A quick glance at the history of the Australian Labour party under Hawk and Keating offers us no consolation as it was under the leadership of these two - who broke the back of the unions, sold off our public services, overlooked Indonesian atrocities to our North and jumped into bed with the wealthy masters of their party - that many of the current party front benchers developed their political skills. As someone said, in Australia, like the UK and the US, it's a case of tweedledum and tweedledumber.

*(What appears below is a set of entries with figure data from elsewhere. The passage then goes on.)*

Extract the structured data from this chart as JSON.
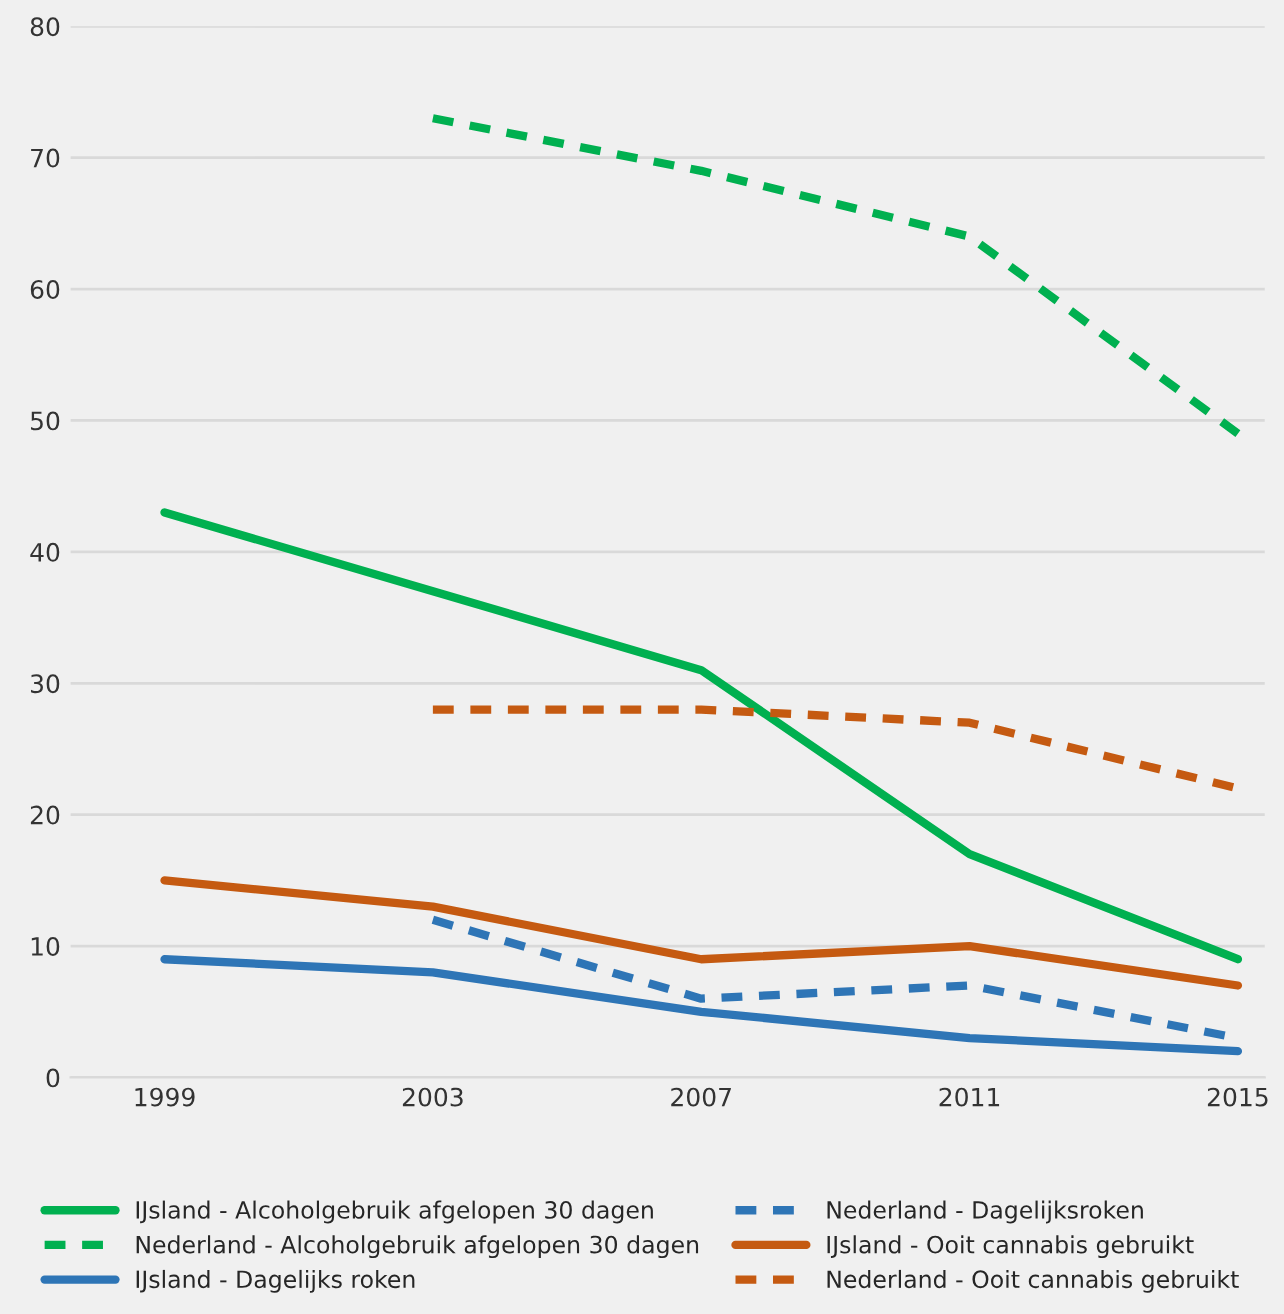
{
  "chart_data": {
    "type": "line",
    "categories": [
      "1999",
      "2003",
      "2007",
      "2011",
      "2015"
    ],
    "series": [
      {
        "name": "IJsland - Alcoholgebruik afgelopen 30 dagen",
        "color": "#00b050",
        "line_style": "solid",
        "values": [
          43,
          37,
          31,
          17,
          9
        ]
      },
      {
        "name": "Nederland - Alcoholgebruik afgelopen 30 dagen",
        "color": "#00b050",
        "line_style": "dashed",
        "values": [
          null,
          73,
          69,
          64,
          49
        ]
      },
      {
        "name": "IJsland - Dagelijks roken",
        "color": "#2e75b6",
        "line_style": "solid",
        "values": [
          9,
          8,
          5,
          3,
          2
        ]
      },
      {
        "name": "Nederland - Dagelijksroken",
        "color": "#2e75b6",
        "line_style": "dashed",
        "values": [
          null,
          12,
          6,
          7,
          3
        ]
      },
      {
        "name": "IJsland - Ooit cannabis gebruikt",
        "color": "#c55a11",
        "line_style": "solid",
        "values": [
          15,
          13,
          9,
          10,
          7
        ]
      },
      {
        "name": "Nederland - Ooit cannabis gebruikt",
        "color": "#c55a11",
        "line_style": "dashed",
        "values": [
          null,
          28,
          28,
          27,
          22
        ]
      }
    ],
    "ylim": [
      0,
      80
    ],
    "yticks": [
      0,
      10,
      20,
      30,
      40,
      50,
      60,
      70,
      80
    ],
    "grid": "y",
    "legend": "bottom",
    "marker": "none"
  }
}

The smoke and mirrors of politics will always be used to obscure the real issues that affect us. Our constant desire to look to others to 'make it right' needs to be re-thought. It's not an innate desire that we are born with, its something we are continually told is a fact. It's not. We can untangle ourselves from the designs of those who see us as only production line units or consumers. But it will take a collective effort and may, indeed, cost us something. I for one am not satisfied with living in a world that offers only the promise of 'bigger, brighter, faster, higher' and hang the expense. I want to try and understand what it's like to not be me. I want us to try and understand what it's like to not be us!

They say it's the dreamers and those who dare that change things. All of us dream and I am yet to meet anyone who dreams of a society and nation worse than that we already have. The challenge facing us is to take that next step and support each other as we dare to try and change things for the better. Our common dreams need to be spoken and realised. If we continue to accept the smoke and mirrors that distort, distract and dis-empower us, we will have lost the opportunity to create what we all want. A society of equals in which we do, truly, measure the worth of a person, not by who they are, but by who they might become.